Ottawa (Ontario), le mardi 25 février 2003

EN PRÉSENCE DE MONSIEUR LE JUGE KELEN

Entre :

                      LE MINISTRE DE LA CITOYENNETÉ ET DE L'IMMIGRATION

                                                                                                                                                          appelant

                                                                              - et -

                                                   KENNETH CAMPBELL BARKER

                                                                                                                                                               intimé

                                                                     ORDONNANCE

VU un appel interjeté par le ministre de la Citoyenneté et de l'Immigration à l'encontre de la décision du 20 mars 2002 par laquelle madame le juge de la citoyenneté Northcote a attribué à l'intimé la citoyenneté canadienne, et la question en litige de savoir si l'intimé remplit les conditions relatives à la résidence prévues à l'alinéa 5(1)c) de la Loi sur la citoyenneté, L.R.C. (1985), ch. C-29 (la Loi),

ET VU les documents produits que j'ai lus et les arguments des parties que j'ai entendus,


ET pour les motifs de l'ordonnance prononcés aujourd'hui,

LA COUR ORDONNE PAR LES PRÉSENTES QUE :

le présent appel soit accueilli, et que la décision du juge de la citoyenneté Northcote d'attribuer la citoyenneté à l'intimé soit annulée.

                                                                                                                                     « Michael A. Kelen »             

                                                                                                                                                                 Juge                         

Traduction certifiée conforme

Suzanne M. Gauthier, trad. a., LL.L.


Date : 20030225

Dossier : T-721-02

Référence neutre : 2003 CFPI 226

Entre :

                      LE MINISTRE DE LA CITOYENNETÉ ET DE L'IMMIGRATION

                                                                                                                                                          appelant

                                                                              - et -

KENNETH CAMPBELL BARKER

                                                                                                                                                               intimé

                                                    MOTIFS DE L'ORDONNANCE

LE JUGE KELEN

[1]                 Il s'agit d'un appel interjeté par le ministre de la Citoyenneté et de l'Immigration à l'encontre des décisions du 20 mars 2002 par lesquelles le juge de la citoyenneté Northcote a attribué à l'intimé et à son épouse la citoyenneté canadienne. La seule question en litige dans le cadre du présent appel est celle de savoir si l'intimé remplit les conditions relatives à la résidence prévues à l'alinéa 5(1)c) de la Loi sur la citoyenneté, L.R.C. (1985) ch. C-29 (la Loi).

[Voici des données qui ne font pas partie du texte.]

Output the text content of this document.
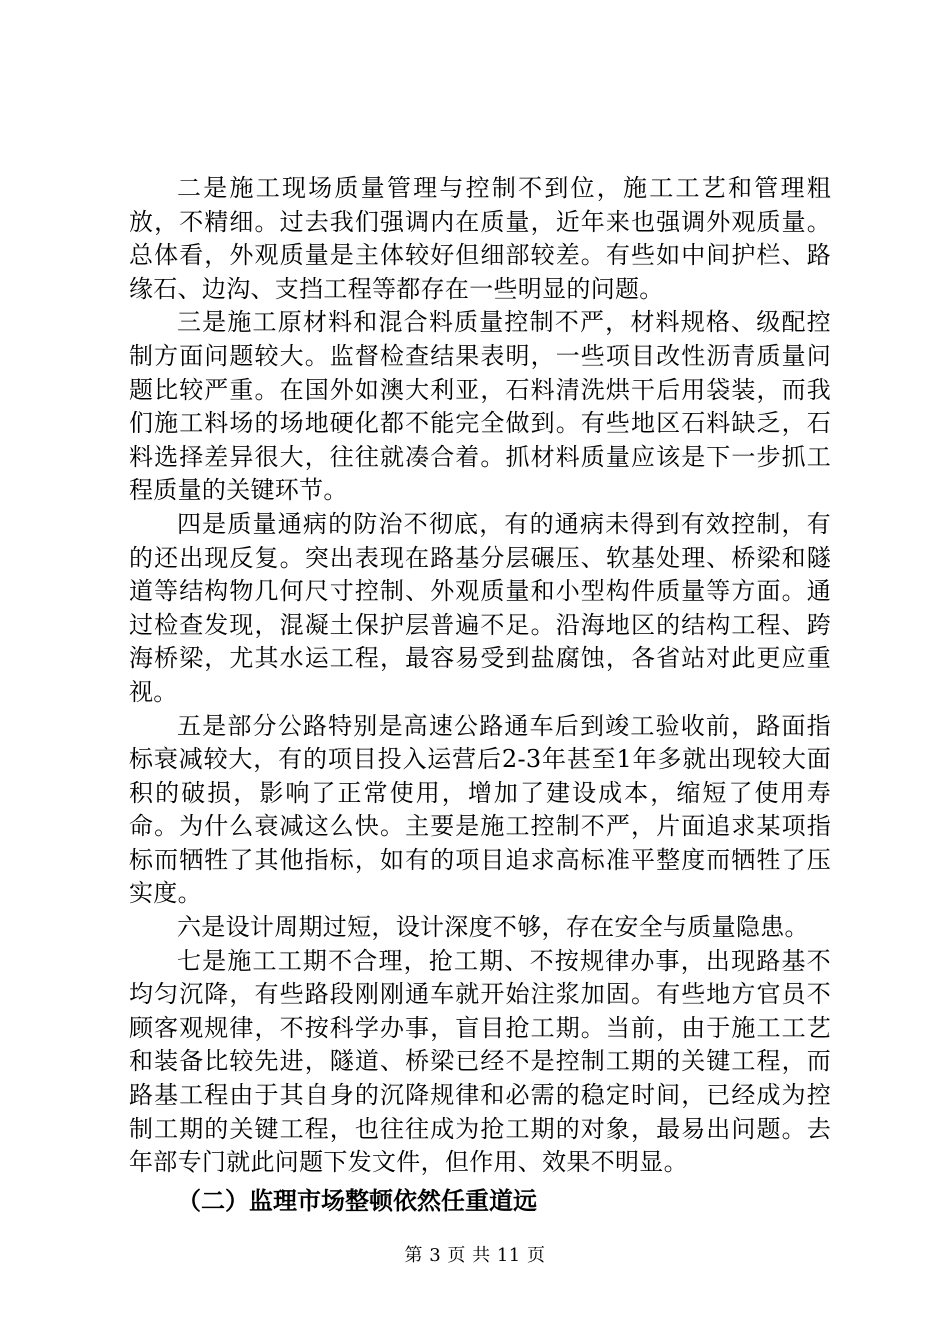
二是施工现场质量管理与控制不到位，施工工艺和管理粗放，不精细。过去我们强调内在质量，近年来也强调外观质量。总体看，外观质量是主体较好但细部较差。有些如中间护栏、路缘石、边沟、支挡工程等都存在一些明显的问题。

三是施工原材料和混合料质量控制不严，材料规格、级配控制方面问题较大。监督检查结果表明，一些项目改性沥青质量问题比较严重。在国外如澳大利亚，石料清洗烘干后用袋装，而我们施工料场的场地硬化都不能完全做到。有些地区石料缺乏，石料选择差异很大，往往就凑合着。抓材料质量应该是下一步抓工程质量的关键环节。

四是质量通病的防治不彻底，有的通病未得到有效控制，有的还出现反复。突出表现在路基分层碾压、软基处理、桥梁和隧道等结构物几何尺寸控制、外观质量和小型构件质量等方面。通过检查发现，混凝土保护层普遍不足。沿海地区的结构工程、跨海桥梁，尤其水运工程，最容易受到盐腐蚀，各省站对此更应重视。

五是部分公路特别是高速公路通车后到竣工验收前，路面指标衰减较大，有的项目投入运营后2-3年甚至1年多就出现较大面积的破损，影响了正常使用，增加了建设成本，缩短了使用寿命。为什么衰减这么快。主要是施工控制不严，片面追求某项指标而牺牲了其他指标，如有的项目追求高标准平整度而牺牲了压实度。

六是设计周期过短，设计深度不够，存在安全与质量隐患。

七是施工工期不合理，抢工期、不按规律办事，出现路基不均匀沉降，有些路段刚刚通车就开始注浆加固。有些地方官员不顾客观规律，不按科学办事，盲目抢工期。当前，由于施工工艺和装备比较先进，隧道、桥梁已经不是控制工期的关键工程，而路基工程由于其自身的沉降规律和必需的稳定时间，已经成为控制工期的关键工程，也往往成为抢工期的对象，最易出问题。去年部专门就此问题下发文件，但作用、效果不明显。

（二）监理市场整顿依然任重道远

第 3 页 共 11 页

[2]                 Il y a eu instruction simultanée du présent appel et de celui concernant Diane Kathleen Barker, l'épouse de l'intimé (dossier T-924-99).

FAITS

        L'intimé est né le 27 mai 1956 à Ladysmith, en Afrique du Sud, et il est citoyen de ce dernier pays. Le 24 juillet 1995, l'intimé a été admis au Canada à titre de résident permanent, accompagné de son épouse et de ses deux enfants. L'intimé a eu du mal à se trouver au Canada un emploi dans son domaine de compétence, soit comme cadre supérieur dans le secteur de la vente au détail, et il lui a été nécessaire de retourner en Afrique du Sud en septembre 1995 pour vendre la maison conjugale. Il s'attendait à ce que cela se fasse en six mois, mais le tout s'est avéré plus ardu que prévu. La famille de l'intimé est retournée en Afrique du Sud et l'épouse de celui-ci a redémarré l'entreprise dont elle avait fait cesser les activités au moment de leur départ.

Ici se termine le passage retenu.